Of course that means prisoners are spending more and more time banged up in their cells. Personally I think that is partially why we've seen this incident happen, because if you are telling people they will spend 23 out of 24 hours of a day locked in basically a toilet, then you're breeding a lot of boredom and frustration.

It was one of four serious incidents within two months, with riots at Birmingham Prison, Lewes Prison and Swaleside Prison.

===2018 Special measures===
In May 2018 inspectors found the prison was making insufficient progress and Bedford Prison was put into special measures. In September 2018 Peter Clarke activated the urgent notification protocol because inspectors had found high levels of violence and inexperienced staff having difficulty maintaining control. Clarke wrote, “The clear view of the inspectorate is that immediate and decisive intervention is needed at HMP Bedford to avert further decline and an even more dangerous lack of control than is currently the case. It is of great concern that for seven years the prison has been on a path of seemingly inexorable decline. Repeated inspection findings clearly show that this has been the case. For much of that time there was a marked inconsistency in the leadership of the prison, with frequent changes of governor.” Prisoners were effectively in control choosing when to comply with authority, and regularly breaking rules. There was a smell of drugs in all wings, 3 in 5 prisoners admitted developing a drug habit since getting into the prison, there was a rat and cockroach infestation. There were 116 assaults on staff during the 6 months to September 2018. Living conditions were bad and overcrowded and there was insufficient purposeful activity for prisoners.

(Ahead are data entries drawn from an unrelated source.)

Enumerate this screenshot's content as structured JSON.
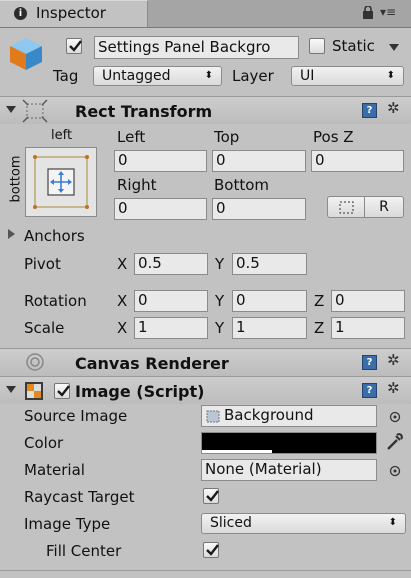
{
  "tab": {
    "title": "Inspector"
  },
  "object": {
    "name": "Settings Panel Backgro",
    "active": true,
    "static_label": "Static",
    "static_checked": false,
    "tag_label": "Tag",
    "tag_value": "Untagged",
    "layer_label": "Layer",
    "layer_value": "UI"
  },
  "rect_transform": {
    "title": "Rect Transform",
    "anchor_h": "left",
    "anchor_v": "bottom",
    "left_label": "Left",
    "top_label": "Top",
    "posz_label": "Pos Z",
    "left": "0",
    "top": "0",
    "posz": "0",
    "right_label": "Right",
    "bottom_label": "Bottom",
    "right": "0",
    "bottom": "0",
    "raw_button": "R",
    "anchors_label": "Anchors",
    "pivot_label": "Pivot",
    "pivot_x": "0.5",
    "pivot_y": "0.5",
    "rotation_label": "Rotation",
    "rot_x": "0",
    "rot_y": "0",
    "rot_z": "0",
    "scale_label": "Scale",
    "scale_x": "1",
    "scale_y": "1",
    "scale_z": "1",
    "axis_x": "X",
    "axis_y": "Y",
    "axis_z": "Z"
  },
  "canvas_renderer": {
    "title": "Canvas Renderer"
  },
  "image": {
    "title": "Image (Script)",
    "enabled": true,
    "source_label": "Source Image",
    "source_value": "Background",
    "color_label": "Color",
    "color_value": "#000000",
    "material_label": "Material",
    "material_value": "None (Material)",
    "raycast_label": "Raycast Target",
    "raycast_checked": true,
    "type_label": "Image Type",
    "type_value": "Sliced",
    "fill_label": "Fill Center",
    "fill_checked": true
  },
  "colors": {
    "background": "#c2c2c2",
    "field": "#e9e9e9",
    "help": "#3b6ea8",
    "anchor_blue": "#3a7bd5"
  }
}
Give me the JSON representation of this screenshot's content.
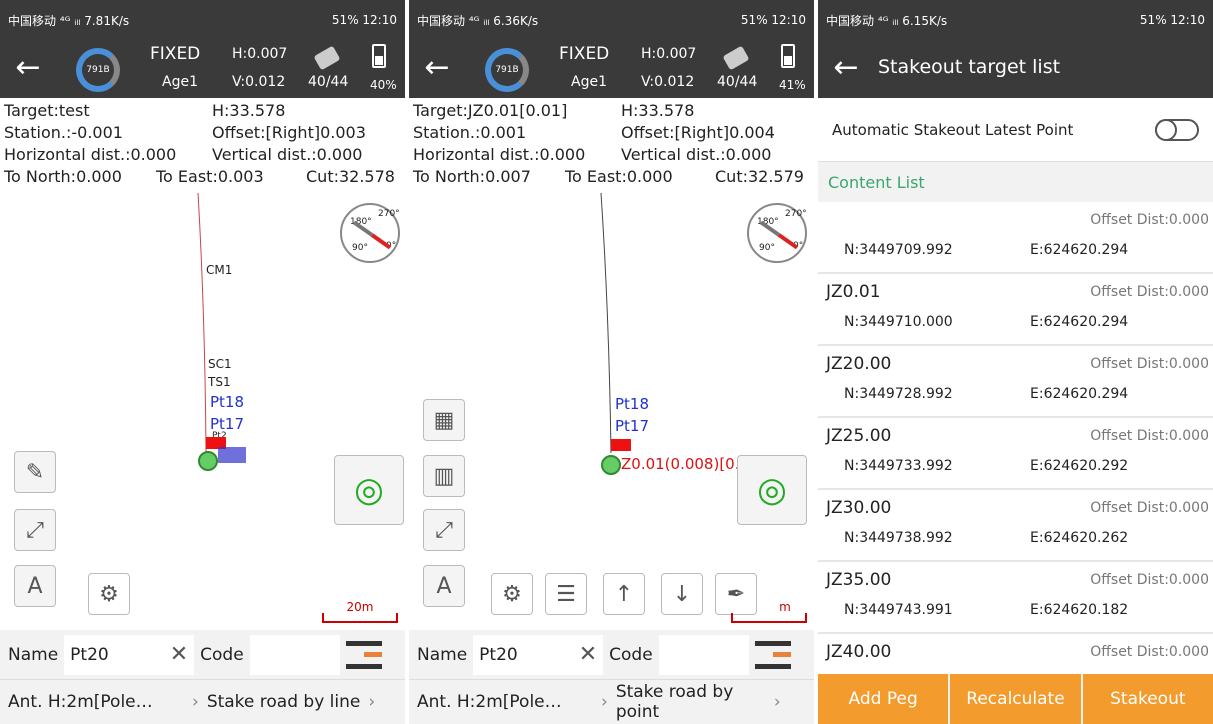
{
  "screens": [
    {
      "status": {
        "left": "中国移动 ⁴ᴳ ᵢₗₗ 7.81K/s",
        "right": "51% 12:10"
      },
      "header": {
        "ring": "791B",
        "fix": "FIXED",
        "h": "H:0.007",
        "age": "Age1",
        "v": "V:0.012",
        "sats": "40/44",
        "battery": "40%"
      },
      "info": {
        "target": "Target:test",
        "h": "H:33.578",
        "station": "Station.:-0.001",
        "offset": "Offset:[Right]0.003",
        "hdist": "Horizontal dist.:0.000",
        "vdist": "Vertical dist.:0.000",
        "north": "To North:0.000",
        "east": "To East:0.003",
        "cut": "Cut:32.578"
      },
      "map": {
        "labels": [
          "CM1",
          "SC1",
          "TS1",
          "Pt18",
          "Pt17",
          "Pt2"
        ],
        "scale": "20m"
      },
      "name_label": "Name",
      "name_value": "Pt20",
      "code_label": "Code",
      "ant": "Ant. H:2m[Pole…",
      "mode": "Stake road by line"
    },
    {
      "status": {
        "left": "中国移动 ⁴ᴳ ᵢₗₗ 6.36K/s",
        "right": "51% 12:10"
      },
      "header": {
        "ring": "791B",
        "fix": "FIXED",
        "h": "H:0.007",
        "age": "Age1",
        "v": "V:0.012",
        "sats": "40/44",
        "battery": "41%"
      },
      "info": {
        "target": "Target:JZ0.01[0.01]",
        "h": "H:33.578",
        "station": "Station.:0.001",
        "offset": "Offset:[Right]0.004",
        "hdist": "Horizontal dist.:0.000",
        "vdist": "Vertical dist.:0.000",
        "north": "To North:0.007",
        "east": "To East:0.000",
        "cut": "Cut:32.579"
      },
      "map": {
        "labels": [
          "Pt18",
          "Pt17",
          "Z0.01(0.008)[0."
        ],
        "scale": "m"
      },
      "name_label": "Name",
      "name_value": "Pt20",
      "code_label": "Code",
      "ant": "Ant. H:2m[Pole…",
      "mode": "Stake road by point"
    }
  ],
  "list_screen": {
    "status": {
      "left": "中国移动 ⁴ᴳ ᵢₗₗ 6.15K/s",
      "right": "51% 12:10"
    },
    "title": "Stakeout target list",
    "auto_label": "Automatic Stakeout Latest Point",
    "section": "Content List",
    "items": [
      {
        "name": "",
        "offset": "Offset Dist:0.000",
        "n": "N:3449709.992",
        "e": "E:624620.294"
      },
      {
        "name": "JZ0.01",
        "offset": "Offset Dist:0.000",
        "n": "N:3449710.000",
        "e": "E:624620.294"
      },
      {
        "name": "JZ20.00",
        "offset": "Offset Dist:0.000",
        "n": "N:3449728.992",
        "e": "E:624620.294"
      },
      {
        "name": "JZ25.00",
        "offset": "Offset Dist:0.000",
        "n": "N:3449733.992",
        "e": "E:624620.292"
      },
      {
        "name": "JZ30.00",
        "offset": "Offset Dist:0.000",
        "n": "N:3449738.992",
        "e": "E:624620.262"
      },
      {
        "name": "JZ35.00",
        "offset": "Offset Dist:0.000",
        "n": "N:3449743.991",
        "e": "E:624620.182"
      },
      {
        "name": "JZ40.00",
        "offset": "Offset Dist:0.000",
        "n": "",
        "e": ""
      }
    ],
    "buttons": {
      "add": "Add Peg",
      "recalc": "Recalculate",
      "stakeout": "Stakeout"
    }
  }
}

==Notable former inmates==
- John Bunyan – author of The Pilgrim's Progress, convicted for unlicensed preaching.
- Ahmed Ali Awan – convicted of the racially motivated murder of Ross Parker.
- Sarah Dazley – poisoner, hanged in 1843.
- Chris Denning – former BBC radio DJ convicted of multiple child sex offences.
- James Hanratty (25) – the last person to be executed in Bedford. Hanged on 4 April 1962 for the murder of Michael Gregsten (34) near Dunstable in August 1961.
- Nicholas Prosper – shot dead his mother, brother and sister and plotted to carry out a mass shooting at a school.
- Alfred Rouse (36) – hanged on 10 March 1931, for the Blazing car murder at Hardingstone which attracted sensational national interest. Rouse was tried at Northampton Assizes.
- Matthew Narroway – Stabbed and attacked two individuals outside a pub in Harpenden after not being allowed in a smoking area in 2024. Sentenced to three and a half years in prison.